Disclaimer: The title of this post is somewhat tongue-in-cheek and I fell slightly short of one million charts. Also, Noah probably isn’t wrong about everything he’s ever said on this topic, just the central points under contention, and he has tons of company.
Noah Smith (Noahpinion) recently published a column in Bloomberg with the title “Health-Care Costs Are Still Eating the U.S. Economy.” This came to my attention because he was kind enough to link to my blog when he alluded to my arguments on health spending.

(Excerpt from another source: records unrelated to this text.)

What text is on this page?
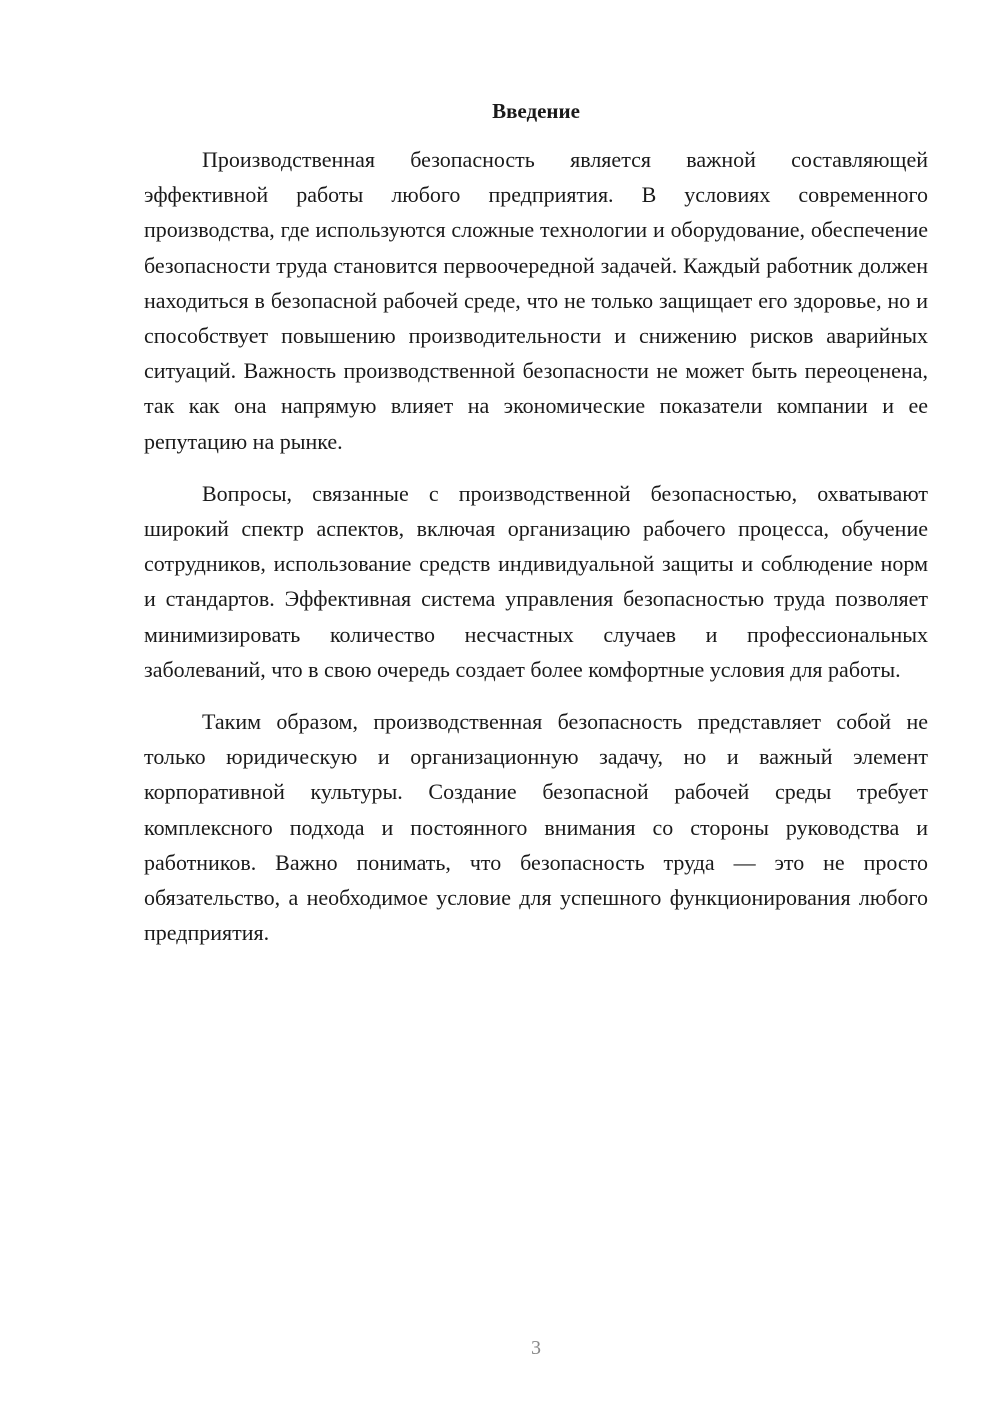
Введение

Производственная безопасность является важной составляющей эффективной работы любого предприятия. В условиях современного производства, где используются сложные технологии и оборудование, обеспечение безопасности труда становится первоочередной задачей. Каждый работник должен находиться в безопасной рабочей среде, что не только защищает его здоровье, но и способствует повышению производительности и снижению рисков аварийных ситуаций. Важность производственной безопасности не может быть переоценена, так как она напрямую влияет на экономические показатели компании и ее репутацию на рынке.

Вопросы, связанные с производственной безопасностью, охватывают широкий спектр аспектов, включая организацию рабочего процесса, обучение сотрудников, использование средств индивидуальной защиты и соблюдение норм и стандартов. Эффективная система управления безопасностью труда позволяет минимизировать количество несчастных случаев и профессиональных заболеваний, что в свою очередь создает более комфортные условия для работы.

Таким образом, производственная безопасность представляет собой не только юридическую и организационную задачу, но и важный элемент корпоративной культуры. Создание безопасной рабочей среды требует комплексного подхода и постоянного внимания со стороны руководства и работников. Важно понимать, что безопасность труда — это не просто обязательство, а необходимое условие для успешного функционирования любого предприятия.

3
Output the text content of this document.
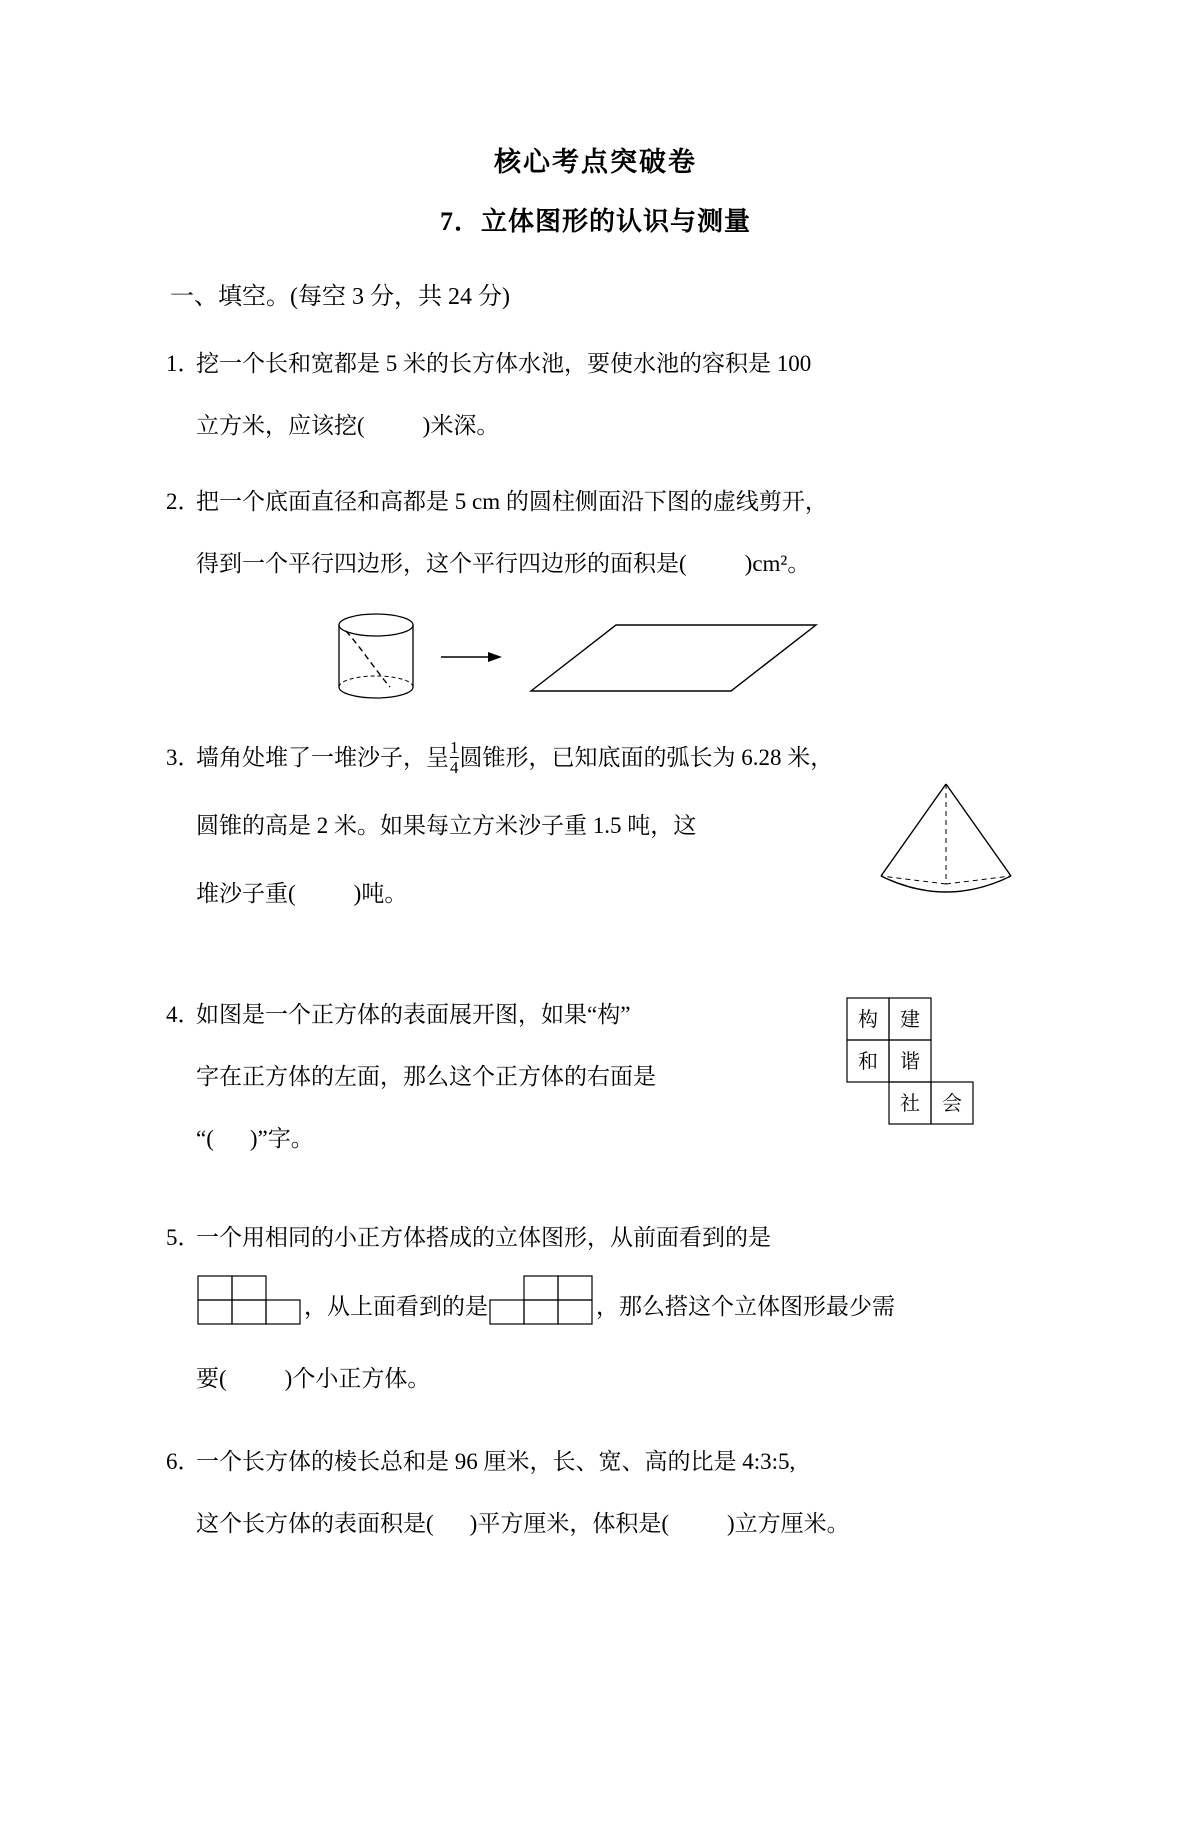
核心考点突破卷
7．立体图形的认识与测量
一、填空。(每空 3 分，共 24 分)
1．
挖一个长和宽都是 5 米的长方体水池，要使水池的容积是 100
立方米，应该挖(	)米深。
2．
把一个底面直径和高都是 5 cm 的圆柱侧面沿下图的虚线剪开，
得到一个平行四边形，这个平行四边形的面积是(	)cm²。
3．
墙角处堆了一堆沙子，呈$\frac{1}{4}$ 圆锥形，已知底面的弧长为 6.28 米，
圆锥的高是 2 米。如果每立方米沙子重 1.5 吨，这
堆沙子重(	)吨。
4．
如图是一个正方体的表面展开图，如果“构”
字在正方体的左面，那么这个正方体的右面是
“( )”字。
构 建
和 谐
社 会
5．
一个用相同的小正方体搭成的立体图形，从前面看到的是
，从上面看到的是	，那么搭这个立体图形最少需
要(	)个小正方体。
6．
一个长方体的棱长总和是 96 厘米，长、宽、高的比是 4:3:5,
这个长方体的表面积是( )平方厘米，体积是(	)立方厘米。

Though there are obvious areas of agreement (e.g., that health spending has risen faster than income; that the so-called “cost curve” hasn’t been bent; that rising health spending puts a very real crimp on take-home paychecks amongst the working class), I strongly disagree with the central arguments he advanced and feel that he did not quite accurately characterize my views.
“In sum, health care is still eating the economy, and that’s still cause for alarm….Why is this happening? Some argue that the U.S. is just very rich, and that prosperous countries choose to spend more on health care, which drives up prices. They note, for example, that although U.S. health-care spending is unusually high as a percent of gross domestic product, it’s not th at high as a percent of individual consumption. But this isn’t very convincing, because consumption is a result of high health-care prices as well as an effect — high health care prices force Americans to use more of their income than people in other rich countries.”

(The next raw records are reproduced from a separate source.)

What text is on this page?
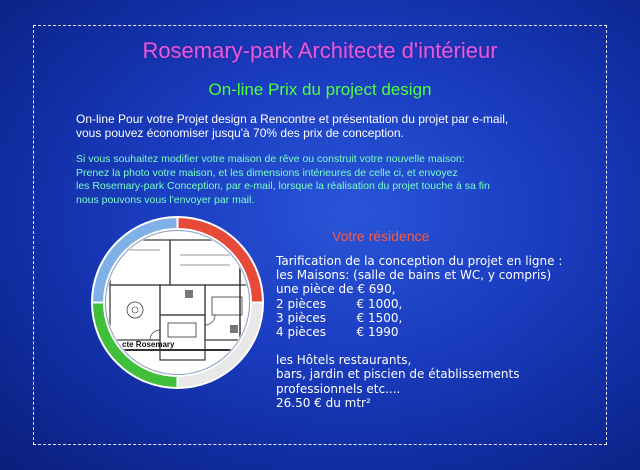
Rosemary-park Architecte d'intérieur
On-line Prix du project design
On-line Pour votre Projet design a Rencontre et présentation du projet par e-mail,
vous pouvez économiser jusqu'à 70% des prix de conception.
Si vous souhaitez modifier votre maison de rêve ou construit votre nouvelle maison:
Prenez la photo votre maison, et les dimensions intérieures de celle ci, et envoyez
les Rosemary-park Conception, par e-mail, lorsque la réalisation du projet touche à sa fin
nous pouvons vous l'envoyer par mail.
cte Rosemary
Votre résidence
Tarification de la conception du projet en ligne :
les Maisons: (salle de bains et WC, y compris)
une pièce de € 690,
2 pièces        € 1000,
3 pièces        € 1500,
4 pièces        € 1990
les Hôtels restaurants,
bars, jardin et piscien de établissements
professionnels etc....
26.50 € du mtr²
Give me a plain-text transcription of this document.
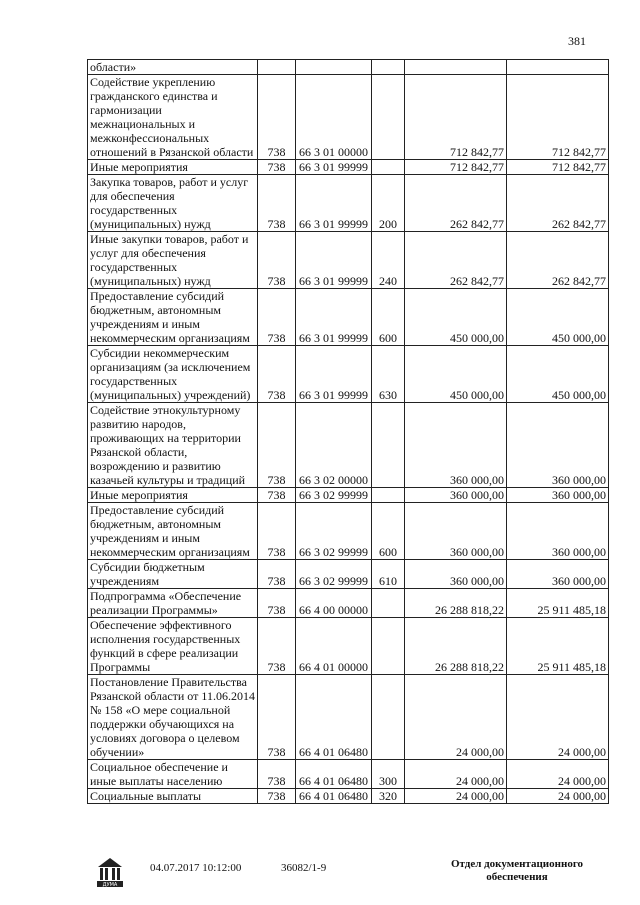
381
области»					
Содействие укреплению гражданского единства и гармонизации межнациональных и межконфессиональных отношений в Рязанской области	738	66 3 01 00000		712 842,77	712 842,77
Иные мероприятия	738	66 3 01 99999		712 842,77	712 842,77
Закупка товаров, работ и услуг для обеспечения государственных (муниципальных) нужд	738	66 3 01 99999	200	262 842,77	262 842,77
Иные закупки товаров, работ и услуг для обеспечения государственных (муниципальных) нужд	738	66 3 01 99999	240	262 842,77	262 842,77
Предоставление субсидий бюджетным, автономным учреждениям и иным некоммерческим организациям	738	66 3 01 99999	600	450 000,00	450 000,00
Субсидии некоммерческим организациям (за исключением государственных (муниципальных) учреждений)	738	66 3 01 99999	630	450 000,00	450 000,00
Содействие этнокультурному развитию народов, проживающих на территории Рязанской области, возрождению и развитию казачьей культуры и традиций	738	66 3 02 00000		360 000,00	360 000,00
Иные мероприятия	738	66 3 02 99999		360 000,00	360 000,00
Предоставление субсидий бюджетным, автономным учреждениям и иным некоммерческим организациям	738	66 3 02 99999	600	360 000,00	360 000,00
Субсидии бюджетным учреждениям	738	66 3 02 99999	610	360 000,00	360 000,00
Подпрограмма «Обеспечение реализации Программы»	738	66 4 00 00000		26 288 818,22	25 911 485,18
Обеспечение эффективного исполнения государственных функций в сфере реализации Программы	738	66 4 01 00000		26 288 818,22	25 911 485,18
Постановление Правительства Рязанской области от 11.06.2014 № 158 «О мере социальной поддержки обучающихся на условиях договора о целевом обучении»	738	66 4 01 06480		24 000,00	24 000,00
Социальное обеспечение и иные выплаты населению	738	66 4 01 06480	300	24 000,00	24 000,00
Социальные выплаты	738	66 4 01 06480	320	24 000,00	24 000,00
ДУМА
04.07.2017 10:12:00	36082/1-9	Отдел документационного обеспечения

He seems to misunderstand the argument and appears to be insufficiently aware of the evidence against his assertions. Since he is surely not alone in these thoughts, I am going to put some time into weaving together statistical evidence, supporting data, and thoughts I have strewn over a good number of blog posts, tweets, etc. over the years. My goal in this post is to parsimoniously explain the evidence at multiple levels, clear up misperceptions, and address probable objections for the benefit of those that have invested considerably less time into assessing the evidence for themselves.
(warning: this is going to be even longer than usual).
He believes that a distributionally-adjusted measure is a more relevant way of understanding health spending and that higher US income inequality implies much lower spending. Several others have also raised similar objections in response to my arguments on US health care over the past year or two.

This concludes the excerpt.